Но тут – неразбериха, калейдоскоп, где все причудливо перемешано, где и манеж, конечно (лошади, аплодисменты, букеты, венки), и великолепные ужины, устраиваемые поклонниками (какие вина! какие фрукты!), и, главным образом, сами поклонники, в большинстве – знать, аристократия, офицерство, богачи-коммерсанты… Но, разумеется, не только толстосумы, но и артисты, богема, сам Шаляпин, например… или художник Врубель, когда-то изобразивший ее на холсте поверх своей уже совершенно законченной картины…

– О, это быль такой… штрайх или как это – шалисть: тот картинка он рисоваль фюр цер-ко-фф, кирха – божи матушка, мадонна!

Блестящими глазами поглядывает на слушателей – как они? что? – и, счастливая, убеждается, что – отлично, великолепно: розовые Аполлоносы совершенно обалдели, мама Лиза растроганно улыбается, даже слезинку в умилении украдкой смахнула платочком…

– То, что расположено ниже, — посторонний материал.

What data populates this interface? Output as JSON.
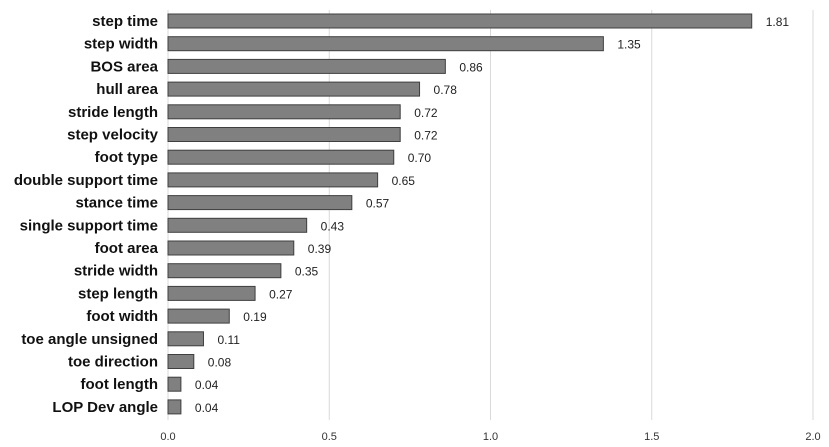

Не без робости, правда, краешком глаза – на милого друга. Тот, полузакрыв веки, откинулся на подушки, равнодушен, так, словно бы все – мимо ушей. Ну и прекрасно, и слава богу: он далеко не всегда столь благодушно выслушивал ее похвальбу, иногда случалось… да, он, случалось, иногда резок бывал и даже… ну, что об этом вспоминать, это – по ту сторону занавеса, это – не для публики…

И тут она, успокоясь, поддает, так сказать, жару, уже совершенно утратив чувство меры и такта: великие князья, министры, финансовые тузы – все у ее ног… Сам генерал-губернатор Москвы князь Долгорукий…

…его высочество, наследный принц Сиама…

…его сиятельство…

…его высокопревосходительство…

…наконец, ха-ха-ха, тот хорошенький франтоватый французик, ну, тот… от фирмы «Патэ»… Он, представьте, примчался из Парижа, чтобы снять наших зверей для си-не-ма…

– Чтоб наши звери играль пам-флет – война и маленький обезьянка называться Виль-гельм, кайзер… ха-ха-ха!

Выяснялось далее, что фирма Патэ огромные деньги сулила, да Анатолий Леонидович почему-то вдруг заупрямился, прогнал француза, отказался наотрез…

– Но я сказала: То-ли-я!

Величественно, истинно по-царски, вскинута голова, надменно выпячена нижняя губка (немножко, правда, смешно, карикатурно, напоминает кого-то из знаменитых наших исторических дам… Кого? Фу, боже ты мой, да матушку Екатерину, конечно!). Но, пожалуй, сударыня, это уже через край хвачено, переиграно и вот-вот может сделаться откровенно глупым и вульгарным («Я сказаль!» – ах ты, кукла немецкая!), и кажется, самое сейчас время ставить точку на всем – на сплетнях и пересудах, на подлейшем Максимюке, на вечере воспоминаний, так нелепо, глупо закончившемся вспышкой крикливого, вздорного хвастовства.

С минуту он внимательно смотрит на Прекрасную Елену, не отрываясь, сосредоточенно, словно ученый натуралист, наблюдающий в подопытном зверьке нечто такое мелкое, незначительное, раньше почему-то ускользавшее от взора, а сейчас вдруг неожиданно грозно проявившееся.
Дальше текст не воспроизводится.